On average, podcast ads are usually 30 seconds to a minute long — the IAB found that 44% of podcast advertising inventory sold last year fell within that time frame.
Ricks said the company hasn’t experienced a downturn in ad sales since the pandemic was declared in early March. ESPN also wouldn’t disclose its financials or the average CPM’s achieved by its podcasts. But Ricks did say that ESPN has “between 5 and 6 million people a month that are listening to our podcast content.”
ESPN’s overarching strategy for its podcast division is “continuing to drive our existing audience to podcasts that are primarily built around personalities at ESPN and key major sports franchises,” Ricks said.
Ricks said that, so far, advertisers have kept their marketing dollars devoted to the podcast space because it’s one of the few industries still regularly producing content at more or less the same quality as before widespread remote work orders kicked in. The ESPN podcast team began working remotely on March 16, Ricks said.
“Across the board, podcasts have been a bright spot not just for ESPN but across the industry. Advertisers are sticking with podcasts and continuing to invest in that space,” Ricks said.
ESPN’s remote podcast production team has been producing shows throughout the pandemic and plans to continue. Ricks said most of the non-fantasy sports podcasts have filled their slates with coverage of world events as they relate to sports, and steps towards resuming gameplay.
It remains to be seen what content ESPN and other sports-focused networks can produce as major league sports struggle to return to play.

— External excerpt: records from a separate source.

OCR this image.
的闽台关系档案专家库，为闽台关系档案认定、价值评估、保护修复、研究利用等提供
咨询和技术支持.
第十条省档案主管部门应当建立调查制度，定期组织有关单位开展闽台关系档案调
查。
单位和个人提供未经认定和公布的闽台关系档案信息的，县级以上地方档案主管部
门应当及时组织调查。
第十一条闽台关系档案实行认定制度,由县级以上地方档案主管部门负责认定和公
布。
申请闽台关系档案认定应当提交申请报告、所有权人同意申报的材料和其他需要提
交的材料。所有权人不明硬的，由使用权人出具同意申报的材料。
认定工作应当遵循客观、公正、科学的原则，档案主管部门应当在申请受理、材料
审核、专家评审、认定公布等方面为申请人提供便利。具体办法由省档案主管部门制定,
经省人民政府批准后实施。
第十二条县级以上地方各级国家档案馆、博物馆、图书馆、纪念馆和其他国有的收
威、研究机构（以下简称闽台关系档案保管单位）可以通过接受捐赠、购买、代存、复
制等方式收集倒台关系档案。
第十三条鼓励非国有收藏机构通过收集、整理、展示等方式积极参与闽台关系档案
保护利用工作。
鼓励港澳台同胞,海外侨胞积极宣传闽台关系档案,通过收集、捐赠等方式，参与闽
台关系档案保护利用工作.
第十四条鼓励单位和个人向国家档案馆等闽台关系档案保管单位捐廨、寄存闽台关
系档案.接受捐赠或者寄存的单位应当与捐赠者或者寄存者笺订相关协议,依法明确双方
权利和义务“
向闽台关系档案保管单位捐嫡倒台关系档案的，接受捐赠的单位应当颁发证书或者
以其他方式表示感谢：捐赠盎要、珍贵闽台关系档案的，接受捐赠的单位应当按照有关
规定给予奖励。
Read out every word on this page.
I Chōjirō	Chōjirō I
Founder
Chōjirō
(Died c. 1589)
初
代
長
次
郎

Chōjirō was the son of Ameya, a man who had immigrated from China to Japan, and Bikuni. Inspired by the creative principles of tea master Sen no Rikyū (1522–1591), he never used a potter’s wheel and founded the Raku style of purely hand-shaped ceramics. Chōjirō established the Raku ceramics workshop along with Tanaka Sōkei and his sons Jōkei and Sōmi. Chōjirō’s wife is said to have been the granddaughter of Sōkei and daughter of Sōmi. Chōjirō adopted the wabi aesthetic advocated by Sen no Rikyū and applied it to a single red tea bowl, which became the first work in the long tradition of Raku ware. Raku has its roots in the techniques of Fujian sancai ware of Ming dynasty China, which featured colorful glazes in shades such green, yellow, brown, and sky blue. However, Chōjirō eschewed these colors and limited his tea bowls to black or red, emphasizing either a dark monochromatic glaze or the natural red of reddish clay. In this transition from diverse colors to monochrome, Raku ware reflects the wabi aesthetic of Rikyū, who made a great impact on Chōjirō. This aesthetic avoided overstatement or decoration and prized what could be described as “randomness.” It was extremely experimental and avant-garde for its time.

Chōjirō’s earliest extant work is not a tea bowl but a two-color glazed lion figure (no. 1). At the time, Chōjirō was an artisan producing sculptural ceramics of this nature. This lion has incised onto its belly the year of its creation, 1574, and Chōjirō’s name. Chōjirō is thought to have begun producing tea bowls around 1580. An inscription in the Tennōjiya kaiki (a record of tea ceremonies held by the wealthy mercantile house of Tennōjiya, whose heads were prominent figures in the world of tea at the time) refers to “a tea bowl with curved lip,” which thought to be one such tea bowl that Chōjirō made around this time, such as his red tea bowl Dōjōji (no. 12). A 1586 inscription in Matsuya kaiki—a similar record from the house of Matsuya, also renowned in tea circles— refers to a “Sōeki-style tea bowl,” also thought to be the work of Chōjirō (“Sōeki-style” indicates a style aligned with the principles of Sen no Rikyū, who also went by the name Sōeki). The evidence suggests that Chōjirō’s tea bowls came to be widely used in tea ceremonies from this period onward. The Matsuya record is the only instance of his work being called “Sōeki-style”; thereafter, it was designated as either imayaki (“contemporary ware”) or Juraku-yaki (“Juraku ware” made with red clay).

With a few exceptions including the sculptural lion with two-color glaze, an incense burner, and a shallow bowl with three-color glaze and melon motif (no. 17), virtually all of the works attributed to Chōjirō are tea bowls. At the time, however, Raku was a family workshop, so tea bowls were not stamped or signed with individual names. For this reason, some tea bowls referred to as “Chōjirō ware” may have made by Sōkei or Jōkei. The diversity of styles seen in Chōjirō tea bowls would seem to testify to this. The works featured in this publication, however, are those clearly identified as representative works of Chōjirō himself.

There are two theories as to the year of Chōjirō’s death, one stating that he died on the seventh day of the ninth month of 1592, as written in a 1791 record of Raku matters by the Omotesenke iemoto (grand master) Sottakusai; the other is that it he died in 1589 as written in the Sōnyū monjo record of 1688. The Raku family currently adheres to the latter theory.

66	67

Ricks pointed out that it’s possible that several sports whose seasons wouldn’t ordinarily overlap might find themselves fighting for air time.
“I think the challenge for everyone is going to be a want for (an) audience, but also, how do you break through and stand above when you’ve got that many things happening at one time,” Ricks said.
“I think this year in particular, given that the NBA, MLB, NFL and college football could all be happening in some ways at the same time, is going to test our team at ESPN in keeping up with all the demand. But I think we’re uniquely set up to have production teams and hosts in place to cover the sports as they’re unfolding.”